As with all MGM resorts, guests have access to the private Shadow Creek Golf Course, about a 20-minute drive from the Strip. The greens are only open to resort guests, and MGM offers a personal limo from the Strip and caddie service.
The gym, located next to the pool, is well-equipped with twenty or so cardio machines, including elliptical trainers, exercise bikes, and treadmills; a full set of free weights; strength machines; Pilates balls; and ab exercisers.
The Vegas standard -- no more, no less. 24-hour bell service and room service, long lines at check-in, and a concierge from 7 a.m. to 9 p.m.
The array of services at the Luxor mirrors that of many low- to mid-priced Strip megaresorts. The staff fulfills small requests with speed, but doesn't proactively engage guests to offer help. The bell staffers stand ready to hail a taxi for departing guests, but don't run up to new arrivals to take bags, as they do at more upscale places like the Wynn or Bellagio.
The high volume of guests, even by Vegas standards, means that check-in can take as long as 20 minutes. So many people try to get their rooms at the same time that the Luxor set up multiple rows of velvet rope running the length of the huge front desk to help handle the crowd.
But the staff executes effectively when it comes to small requests. Room service and extra towels came quickly; and when I asked to change rooms the staff offered to help with my bags and accommodated me within minutes.
A very large casino even by Vegas standards.
A 120,000-square-foot casino floor with 1,500 slot and video poker machines, a poker room (which offers limit and no-limit Texas Hold-'em and daily tournaments), a sports book, and eight different table games.
Two semi-permanent exhibitions, Bodies and The Titanic
Two semi-permanent exhibitions call Luxor home. "BODIES...The Exhibition" displays 13 whole human bodies and more than 260 organs, all dissected and preserved using a special method. The 25,000-square-foot "Titanic: The Artifact Exhibition" features items recovered from the wreckage, including luggage, whistles, and an unopened champagne bottle from 1900. A piece of the Titanic's hull is on view, as is a full-sized replica of the ship's Grand Staircase.
The Luxor hosts more children than most of the other Vegas properties I visited, which isn't surprising given the huge pools, the Disney-like ancient Egypt decor and architecture, and the Bodies exhibition. Crib rentals cost $20 plus tax per night and cots are $30 plus tax per night. There's also a $30 charge added for each guest over double occupancy (regardless of age) with a maximum of four guests per room.
Pyramid rooms could use refurbishment, but no significant hygiene issues.
Even in the slightly worn pyramid rooms, cleanliness isn't an issue. My bathroom in particular was well-maintained, and although the carpet was drab and old, it wasn't musty or stained. And the tower rooms are even fresher looking -- nothing at all to complain about there in terms of cleanliness. The hallways, lobby, and other common areas are well-maintained.

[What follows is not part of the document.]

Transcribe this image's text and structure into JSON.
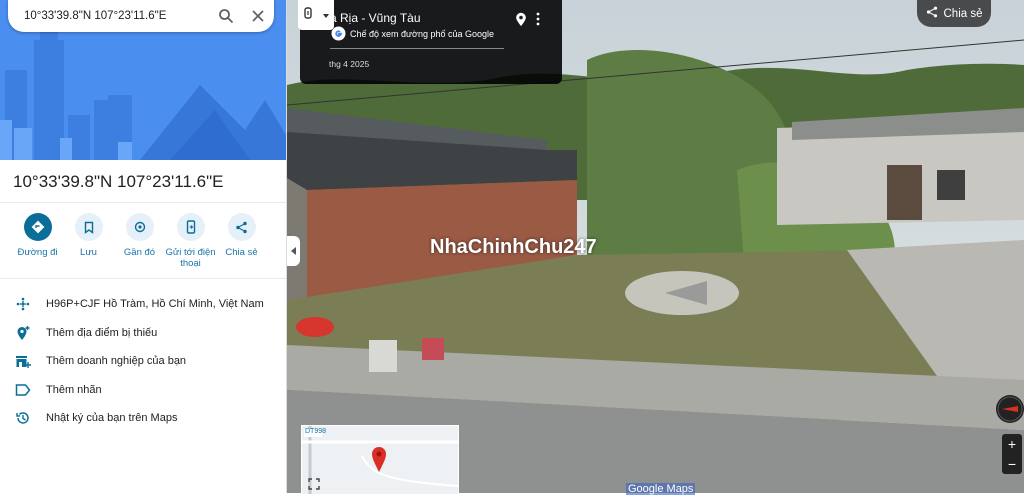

With seven restaurants, plus a mall-like food court, the Luxor offers many dining options. You won't find any celebrity-chef restaurants, but food is decent. Entrees range from $39 to $56 at Tender Steak and Seafood. Tacos & Tequila offers standard Mexican dishes for $15 to $23. Meanwhile, the very casual Pyramid Cafe makes simple fare -- my club cost $12 -- and serves breakfast all day.
More, the buffet at the Luxor, offers good variety and good value but is otherwise unexceptional. For roughly $20, you can eat a dinner of chili cheese fries, pizza, tacos, green beans, and cheesecake.
A colossal, ancient Egypt-themed, pyramid-shaped hotel-casino with decent service, a great Strip location, and features on par with several midpriced neighbors on the Las Vegas Strip -- and very low room rates. An excellent budget option, especially if you opt for one of the newer tower rooms over the dated pyramid rooms.